Lloyd Bradley, in his book, This is Reggae Music, describes John as “the most influential man in Jamaican music in the second half of the 1950s”. In helping to further launch their careers, Johns would expose the winners on his radio show ‘Opportunity Knocks’, on Radio Jamaica.
Vere Everette Johns was, in fact, born in Mandeville, in November of 1893 and attended the Mandeville School before coming to Kingston where he lived with the great sportsman G.C. Foster. He acquired a job in the postal service but, by 1915, was off to World War I, fighting in Egypt, Italy and France for four years.
Johns returned to Kingston as a decorated soldier. An elocutionist and journalist, Johns was back in his postal service job for approximately a decade before leaving for the United States in 1929 in search of better job opportunities. Writing for several leading newspapers in the US, he vehemently spoke against injustices meted out to blacks. His writings were met with strong opposition by the Ku Klux Klan and precipitated his return to Jamaica in 1939.
IDEA FOR TALENT SHOW
According to Colby Graham, who did extensive research on Johns, the idea for a Vere Johns talent show was born out of a request by the boss of the Savannah Journal newspaper with whom Johns worked, to devise a strategy to boost attendance at cinemas.

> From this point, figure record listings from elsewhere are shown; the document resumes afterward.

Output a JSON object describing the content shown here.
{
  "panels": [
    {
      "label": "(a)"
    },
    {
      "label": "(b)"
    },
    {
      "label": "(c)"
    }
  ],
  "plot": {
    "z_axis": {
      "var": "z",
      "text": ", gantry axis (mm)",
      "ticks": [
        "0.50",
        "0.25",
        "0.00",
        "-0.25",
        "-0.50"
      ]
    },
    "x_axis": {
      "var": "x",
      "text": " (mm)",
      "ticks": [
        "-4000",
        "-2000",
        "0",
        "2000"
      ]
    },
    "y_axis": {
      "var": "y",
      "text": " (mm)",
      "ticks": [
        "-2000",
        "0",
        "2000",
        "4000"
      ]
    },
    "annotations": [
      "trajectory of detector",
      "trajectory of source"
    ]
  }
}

With the help of his wife, Lillian, they came up with the idea for the show which began in Savannah, Georgia, in 1937, before the couple moved the event to Jamaica in 1939.
In the late 1940s, he began a long-running STAR newspaper column ‘Vere Johns Says’, mainly on the topic of music.
But half the story has never been told as, in the 1950s, Johns added another dimension to his already illustrious career where he was a talent scout, impresario, journalist, radio personality, elocutionist and war veteran, by venturing into the world of movies.
He played roles in the 1955 adventure thriller Man Fish, which also featured Eric Coverly, and returned a year later in the 26-minute documentary, It Can Happen To You, in which he played the role of a father of two sons who had syphilis.
Vere Johns’ contribution remains unmatched in the history of Jamaica’s entertainment business, yet very little recognition has been given to his works. There could never be a better time, than in this 50th anniversary of the country’s Independence, to honour this man. In my book, he is a candidate for National Hero.